A cascade of two-pole–two-zero filters with level-dependent pole and
zero dampings, with few parameters, can provide a good match to human
psychophysical and physiological data. The model has been fitted to
data on detection threshold for tones in notched-noise masking,
including bandwidth and filter shape changes over a wide range of
levels, and has been shown to provide better fits with fewer parameters
compared to other auditory filter models such as gammachirps.

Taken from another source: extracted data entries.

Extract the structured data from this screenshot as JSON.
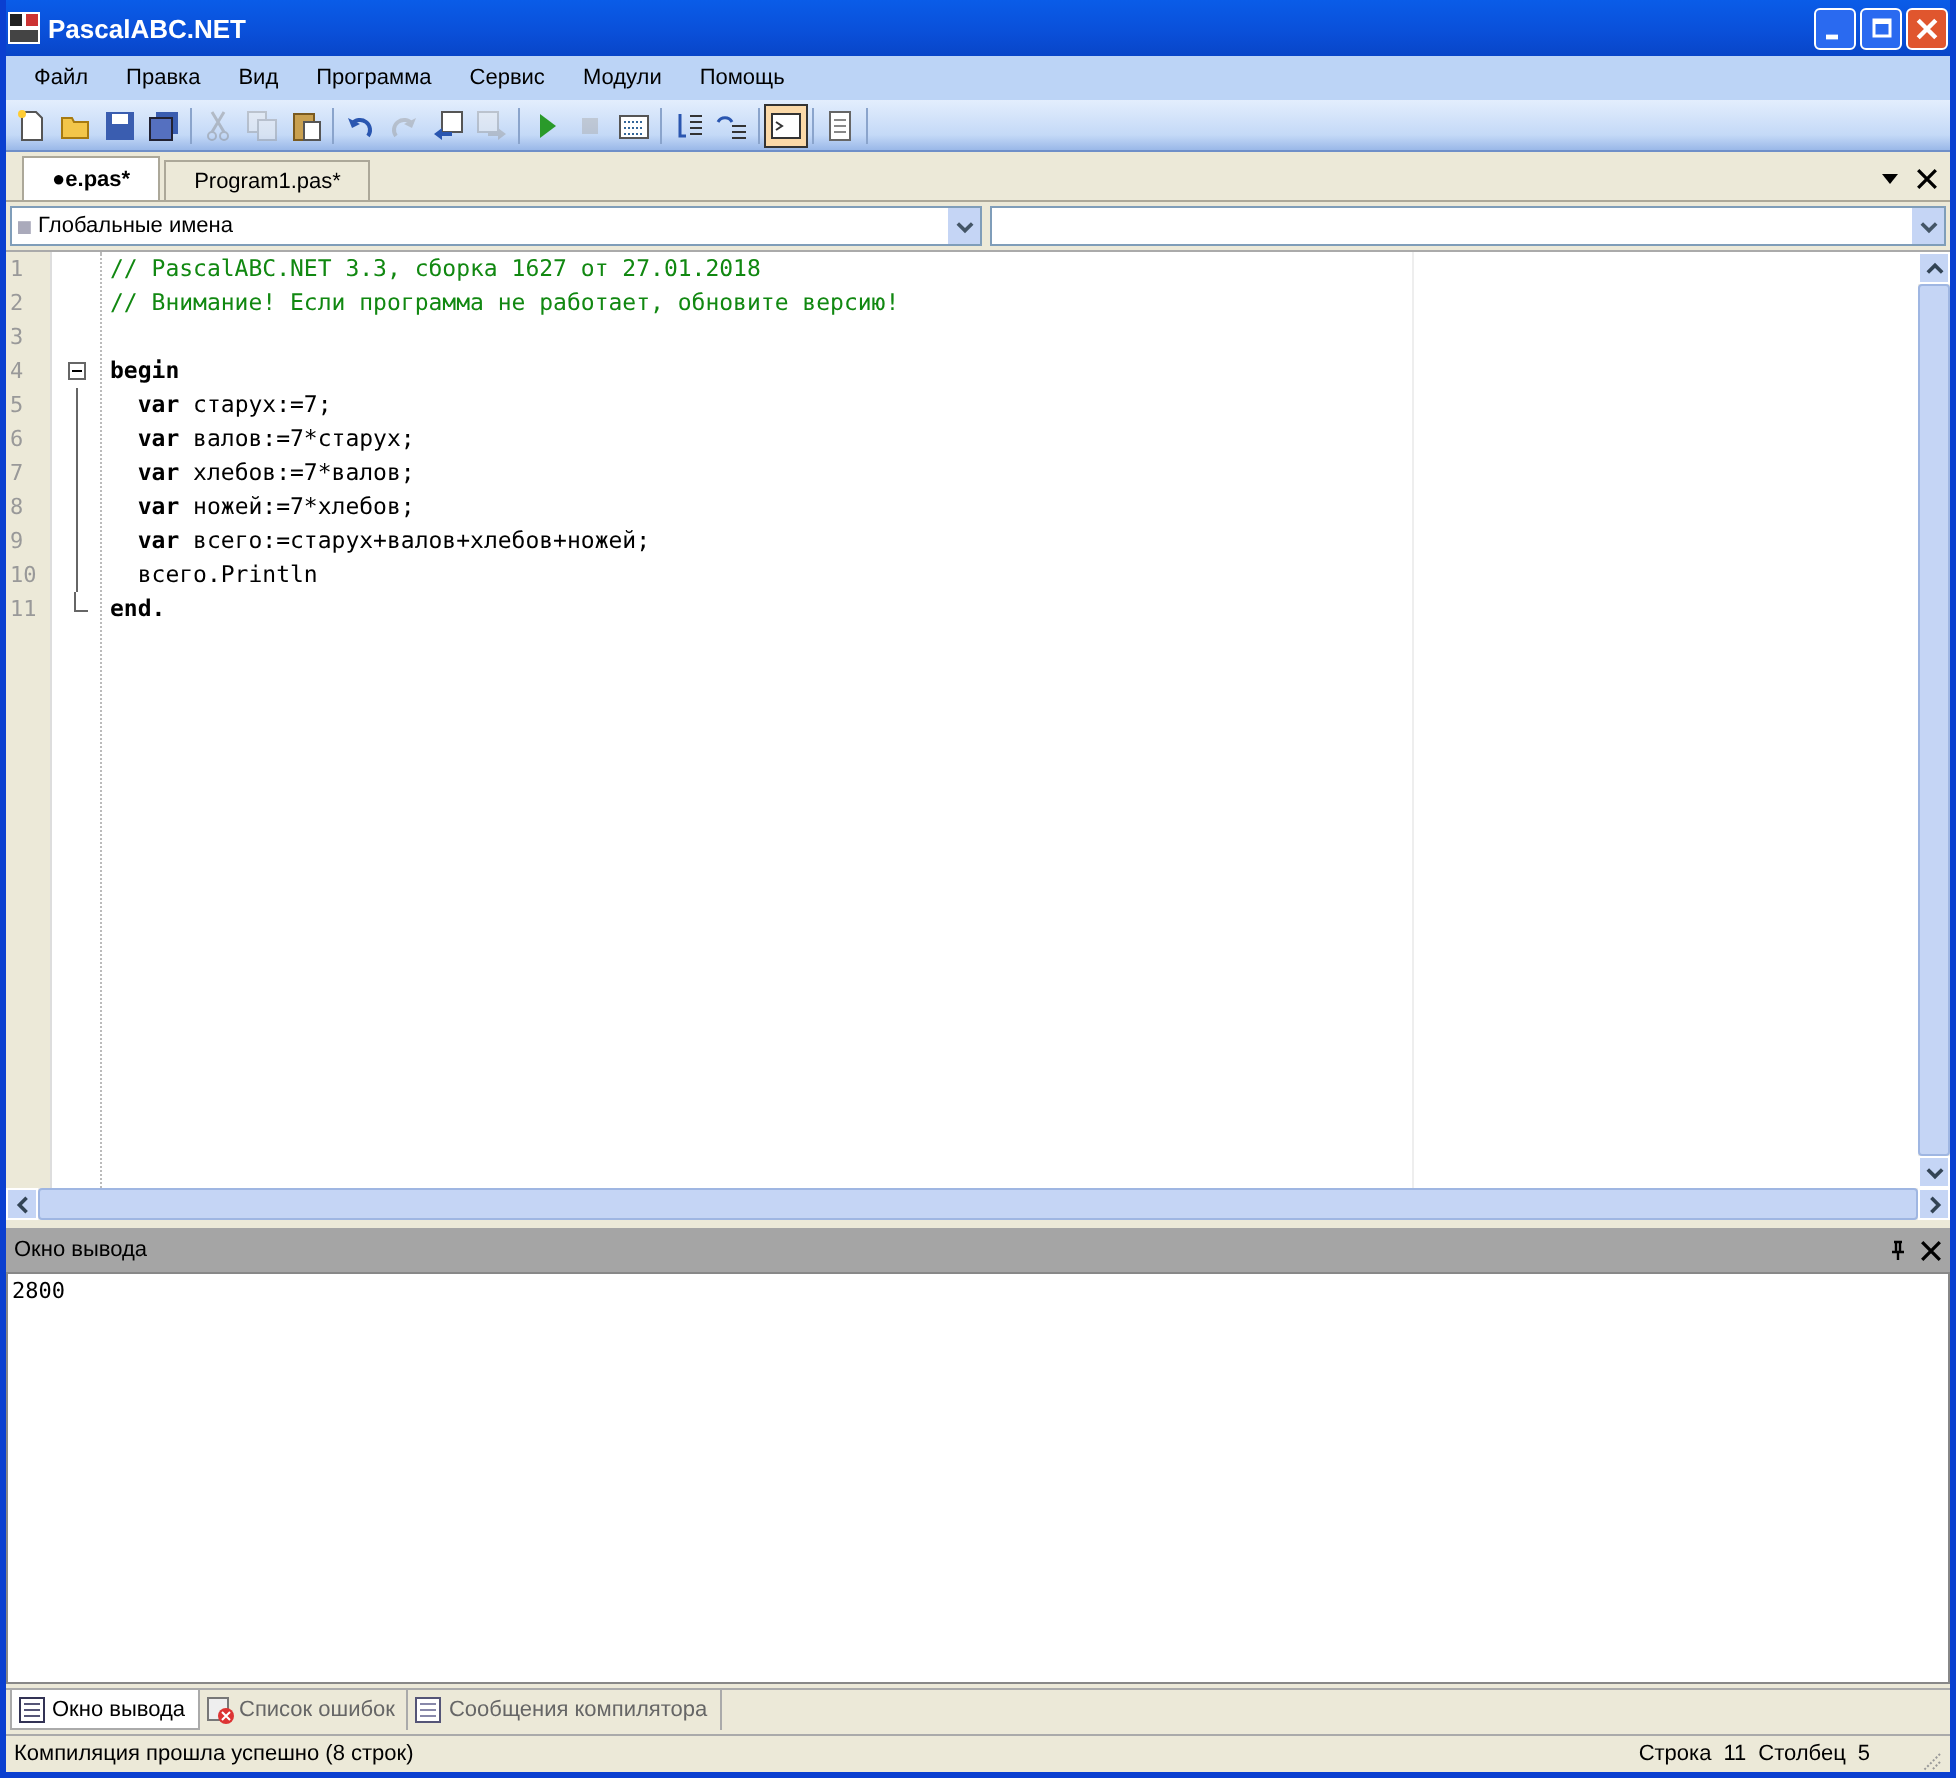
{
  "window": {
    "title": "PascalABC.NET"
  },
  "menu": [
    "Файл",
    "Правка",
    "Вид",
    "Программа",
    "Сервис",
    "Модули",
    "Помощь"
  ],
  "toolbar": [
    {
      "kind": "new",
      "disabled": false,
      "selected": false
    },
    {
      "kind": "open",
      "disabled": false,
      "selected": false
    },
    {
      "kind": "save",
      "disabled": false,
      "selected": false
    },
    {
      "kind": "save-all",
      "disabled": false,
      "selected": false
    },
    {
      "kind": "separator"
    },
    {
      "kind": "cut",
      "disabled": true,
      "selected": false
    },
    {
      "kind": "copy",
      "disabled": true,
      "selected": false
    },
    {
      "kind": "paste",
      "disabled": false,
      "selected": false
    },
    {
      "kind": "separator"
    },
    {
      "kind": "undo",
      "disabled": false,
      "selected": false
    },
    {
      "kind": "redo",
      "disabled": true,
      "selected": false
    },
    {
      "kind": "back",
      "disabled": false,
      "selected": false
    },
    {
      "kind": "forward",
      "disabled": true,
      "selected": false
    },
    {
      "kind": "separator"
    },
    {
      "kind": "run",
      "disabled": false,
      "selected": false
    },
    {
      "kind": "stop",
      "disabled": true,
      "selected": false
    },
    {
      "kind": "compile",
      "disabled": false,
      "selected": false
    },
    {
      "kind": "separator"
    },
    {
      "kind": "step-into",
      "disabled": false,
      "selected": false
    },
    {
      "kind": "step-over",
      "disabled": false,
      "selected": false
    },
    {
      "kind": "separator"
    },
    {
      "kind": "console",
      "disabled": false,
      "selected": true
    },
    {
      "kind": "separator"
    },
    {
      "kind": "document",
      "disabled": false,
      "selected": false
    },
    {
      "kind": "separator"
    }
  ],
  "tabs": [
    {
      "label": "●e.pas*",
      "selected": true
    },
    {
      "label": "Program1.pas*",
      "selected": false
    }
  ],
  "scope_combo": {
    "value": "Глобальные имена"
  },
  "code_lines": [
    {
      "number": "1",
      "tokens": [
        {
          "kind": "comment",
          "text": "// PascalABC.NET 3.3, сборка 1627 от 27.01.2018"
        }
      ]
    },
    {
      "number": "2",
      "tokens": [
        {
          "kind": "comment",
          "text": "// Внимание! Если программа не работает, обновите версию!"
        }
      ]
    },
    {
      "number": "3"
    },
    {
      "number": "4",
      "expanded": true,
      "tokens": [
        {
          "kind": "keyword",
          "text": "begin"
        }
      ]
    },
    {
      "number": "5",
      "tokens": [
        {
          "kind": "keyword",
          "text": "  var"
        },
        {
          "kind": "plain",
          "text": " старух:=7;"
        }
      ]
    },
    {
      "number": "6",
      "tokens": [
        {
          "kind": "keyword",
          "text": "  var"
        },
        {
          "kind": "plain",
          "text": " валов:=7*старух;"
        }
      ]
    },
    {
      "number": "7",
      "tokens": [
        {
          "kind": "keyword",
          "text": "  var"
        },
        {
          "kind": "plain",
          "text": " хлебов:=7*валов;"
        }
      ]
    },
    {
      "number": "8",
      "tokens": [
        {
          "kind": "keyword",
          "text": "  var"
        },
        {
          "kind": "plain",
          "text": " ножей:=7*хлебов;"
        }
      ]
    },
    {
      "number": "9",
      "tokens": [
        {
          "kind": "keyword",
          "text": "  var"
        },
        {
          "kind": "plain",
          "text": " всего:=старух+валов+хлебов+ножей;"
        }
      ]
    },
    {
      "number": "10",
      "tokens": [
        {
          "kind": "plain",
          "text": "  всего.Println"
        }
      ]
    },
    {
      "number": "11",
      "tokens": [
        {
          "kind": "keyword",
          "text": "end."
        }
      ]
    }
  ],
  "output_panel": {
    "title": "Окно вывода",
    "text": "2800"
  },
  "bottom_tabs": [
    {
      "label": "Окно вывода",
      "kind": "output",
      "selected": true
    },
    {
      "label": "Список ошибок",
      "kind": "errors",
      "selected": false
    },
    {
      "label": "Сообщения компилятора",
      "kind": "messages",
      "selected": false
    }
  ],
  "status_bar": {
    "message": "Компиляция прошла успешно (8 строк)",
    "line_label": "Строка",
    "line": "11",
    "column_label": "Столбец",
    "column": "5"
  }
}
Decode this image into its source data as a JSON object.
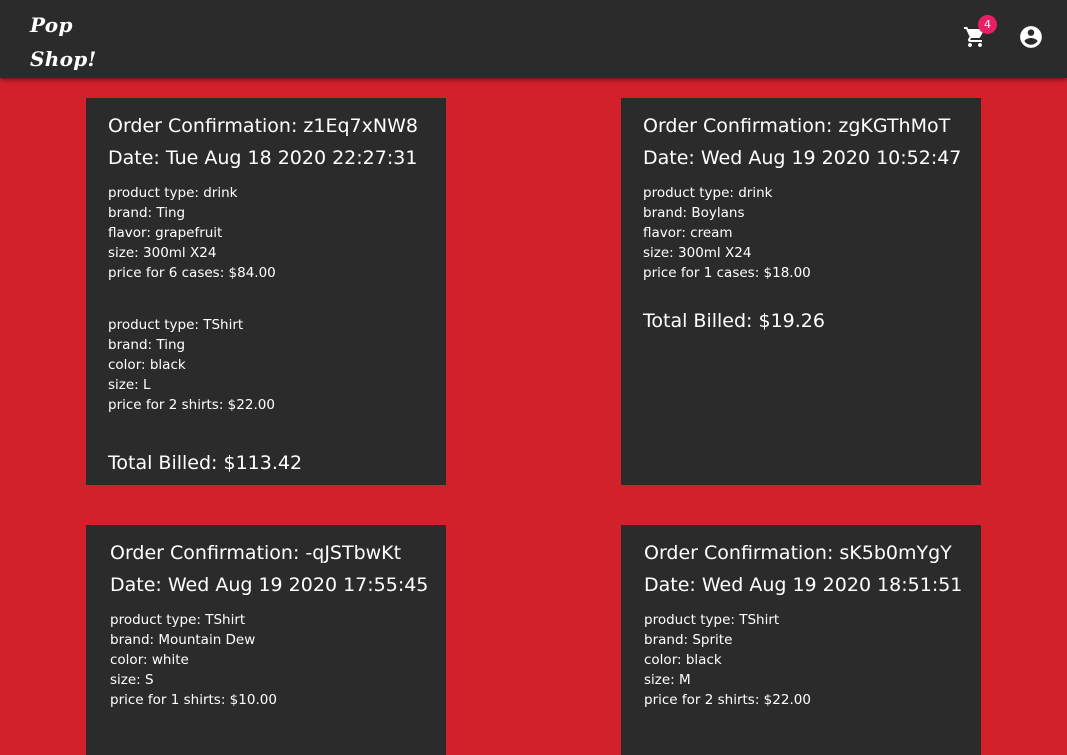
{
  "app": {
    "logo_line1": "Pop",
    "logo_line2": "Shop!",
    "cart_badge": "4",
    "cart_icon": "shopping-cart-icon",
    "account_icon": "account-circle-icon"
  },
  "colors": {
    "background": "#d3212c",
    "appbar": "#2b2b2b",
    "card": "#2b2b2b",
    "badge": "#e91e63",
    "text": "#ffffff"
  },
  "orders": [
    {
      "confirmation": "Order Confirmation: z1Eq7xNW8",
      "date": "Date: Tue Aug 18 2020 22:27:31",
      "items": [
        {
          "lines": [
            "product type: drink",
            "brand: Ting",
            "flavor: grapefruit",
            "size: 300ml X24",
            "price for 6 cases: $84.00"
          ]
        },
        {
          "lines": [
            "product type: TShirt",
            "brand: Ting",
            "color: black",
            "size: L",
            "price for 2 shirts: $22.00"
          ]
        }
      ],
      "total": "Total Billed: $113.42"
    },
    {
      "confirmation": "Order Confirmation: zgKGThMoT",
      "date": "Date: Wed Aug 19 2020 10:52:47",
      "items": [
        {
          "lines": [
            "product type: drink",
            "brand: Boylans",
            "flavor: cream",
            "size: 300ml X24",
            "price for 1 cases: $18.00"
          ]
        }
      ],
      "total": "Total Billed: $19.26"
    },
    {
      "confirmation": "Order Confirmation: -qJSTbwKt",
      "date": "Date: Wed Aug 19 2020 17:55:45",
      "items": [
        {
          "lines": [
            "product type: TShirt",
            "brand: Mountain Dew",
            "color: white",
            "size: S",
            "price for 1 shirts: $10.00"
          ]
        }
      ]
    },
    {
      "confirmation": "Order Confirmation: sK5b0mYgY",
      "date": "Date: Wed Aug 19 2020 18:51:51",
      "items": [
        {
          "lines": [
            "product type: TShirt",
            "brand: Sprite",
            "color: black",
            "size: M",
            "price for 2 shirts: $22.00"
          ]
        }
      ]
    }
  ]
}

Originally motivated as an efficient machine implementation of auditory
filtering related to the WKB analysis method of cochlear wave
propagation, such filter cascades also provide good fits to mechanical
basilar membrane data, and to auditory nerve data, including linear
low-frequency tail response, level-dependent peak gain, sharp tuning
curves, nonlinear compression curves, level-independent zero-crossing
times in the impulse response, realistic instantaneous frequency
glides, and appropriate level-dependent group delay even with
minimum-phase response. As part of exploring different level-dependent
parameterizations of such filter cascades, we have identified a simple
sufficient condition for stable zero-crossing times, based on the
shifting property of the Laplace transform: simply move all the
$s$-domain poles and zeros by equal amounts in the real-$s$ direction.
Such pole-zero filter cascades are efficient front ends for machine
hearing applications, such as music information retrieval, content
identification, speech recognition, and sound indexing.